Markit/BME Germany Manufacturing PMI

Manufacturing PMI sinks to 25-month low as exports fall the most in over five years.

No lull in sight yet - nevertheless the sinking incoming orders from abroad are a further sign that the German economy is in danger of running out of steam. Picture: pixabay.com No lull in sight yet - nevertheless the sinking incoming orders from abroad are a further sign that the German economy is in danger of running out of steam. Picture: pixabay.com

Growth of Germany's manufacturing sector slowed in September, subdued by the steepest drop in new export orders in over five years, the latest PMI survey data from IHS Markit showed. Production levels exhibited their smallest gain since April 2016, while business confidence towards the year-ahead outlook for output was the gloomiest for over three years.

September saw the headline IHS Markit/BME Germany Manufacturing PMI – a singlefigure snapshot of the performance of the manufacturing economy – sink to a 25-month low of 53.7 from 55.9 in August. The fall in the index reflected slower growth in output, new orders and employment, as well as a reduction in the incidence of supplier delivery delays. The only positive directional influence was from stocks of purchases, which showed a marginal rebound following a slight drop in August.

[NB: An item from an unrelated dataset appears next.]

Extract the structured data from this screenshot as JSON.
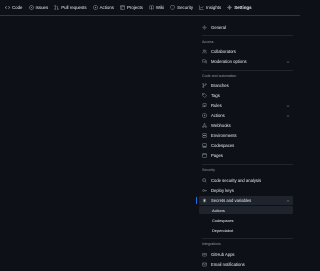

Inflows of new orders at German manufacturers rose only fractionally in September, with the latest increase being in the weakest in the current 46-month sequence of growth. The slowdown was largely due to a drop in new orders from abroad, which fell for the first time in over three years and to the greatest extent since June 2013. Broken down by main industrial groupings, the data showed that the decline in demand in September was largely centred on the capital goods sector (which includes machinery & equipment and transport), where there were falls in both total orders and exports sales following strong growth in August.

Growth in output levels remained quicker than that of new orders but also eased during the month, down to the weakest in nearly two-and-a-half years. The rate of job creation across the manufacturing sector meanwhile decelerated to the slowest since February 2017, though it remained elevated by historical standards.

Owing to sustained strong growth in workforce numbers, combined with the near stagnation in new order inflows, manufacturers were able to reduce backlogs of work for the first time in over three-and-a-half years in September.

September's survey meanwhile indicated a softening of German goods producers' confidence in regards to future output. Although firms on balance still believed production would grow in the year ahead, the degree of optimism was at its lowest since May 2015 amid uncertainties surrounding the US-China trade war and Brexit negotiations.

Elsewhere, September data signalled a moderation in the rate of input cost inflation in the manufacturing sector for the fourth month in a row, down to its weakest for a year. That said, the latest rise in average purchase prices was steep overall, with panellists commenting on increases in the cost of energy, basic metals (particularly steel) and metal products. Goods producers raised output charges, accordingly, with the rate of inflation ticking down slightly since August but remaining strong.

Supply chains remained under pressure in September, though the latest increase in lead times was the least marked since March 2017.